‘People were screaming. They were being beaten. They screamed until they died’ , is how survivor Rame Shabani remembers the massacre in Reçak, Kosovo. He hid in a hole in the forest for hours. Capture by the Serbian police would have been a death sentence; Serbian security forces murdered 45 Albanians that day and the next, 15 and 16 January 1999.
Independent observers from the OSCE described the village after the massacre: people shot in the back, shot between the eyes, or beheaded. The Serbian investigation categorised the villagers as ‘terrorists’ – every single victim, be they a pensioner or a 12-year-old, man, woman, or child.
At the same time, peace talks were being held in France.

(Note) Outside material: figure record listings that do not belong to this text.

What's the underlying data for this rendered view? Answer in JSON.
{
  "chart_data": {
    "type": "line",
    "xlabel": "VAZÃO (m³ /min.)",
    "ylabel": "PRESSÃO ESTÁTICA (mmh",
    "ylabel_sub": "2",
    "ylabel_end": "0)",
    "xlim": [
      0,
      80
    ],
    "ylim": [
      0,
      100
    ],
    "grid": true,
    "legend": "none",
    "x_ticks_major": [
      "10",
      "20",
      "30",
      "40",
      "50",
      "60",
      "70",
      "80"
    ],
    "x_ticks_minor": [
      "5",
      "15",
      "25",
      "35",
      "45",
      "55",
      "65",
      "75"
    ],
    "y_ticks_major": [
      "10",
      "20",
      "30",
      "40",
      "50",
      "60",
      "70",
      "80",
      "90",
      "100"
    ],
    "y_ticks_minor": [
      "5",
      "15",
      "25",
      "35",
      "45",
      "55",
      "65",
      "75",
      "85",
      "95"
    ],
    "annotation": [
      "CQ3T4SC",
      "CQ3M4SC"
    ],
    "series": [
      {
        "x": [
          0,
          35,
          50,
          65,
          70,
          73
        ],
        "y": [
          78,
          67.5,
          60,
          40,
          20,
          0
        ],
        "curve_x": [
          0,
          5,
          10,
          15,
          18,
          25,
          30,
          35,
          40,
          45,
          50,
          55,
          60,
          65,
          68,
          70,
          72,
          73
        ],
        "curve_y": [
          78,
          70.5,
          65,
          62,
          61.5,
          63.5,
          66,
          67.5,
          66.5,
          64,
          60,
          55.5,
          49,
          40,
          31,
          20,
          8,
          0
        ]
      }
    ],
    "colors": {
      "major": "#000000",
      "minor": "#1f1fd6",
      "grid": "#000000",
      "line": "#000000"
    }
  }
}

The delegation from Kosovo signed the peace treaty, the Serbian delegation refused – again. After many more massacres, after ten years of Milošević’s wars of aggression against Kosovo, Bosnia, Croatia, and Slovenia, and after ten years of ignoring sanctions and international pressure, NATO ended Milošević’s war of aggression against Kosovo in 1999 with a military offensive.
Thousands of victims of the war in Kosovo were trucked away and buried in mass graves within Serbia. Over 1600 people remain unaccounted for.
Remembrance culture also means understanding why it is impossible for Kosovar Albanians to live in a country whose government wanted to destroy them, whose police killed and raped them, and whose capital is a mass grave containing the corpses of their families.
Serbian nationalists continue to deny and trivialise the Reçak massacre and other massacres to this day. After decades of oppression, Kosovo declared independence from Serbia in 2008. As investigations into the events had been controlled and hampered by Serbia up to that point, much of the evidence had already disappeared. None of the murderers involved in the Reçak massacre has yet faced justice.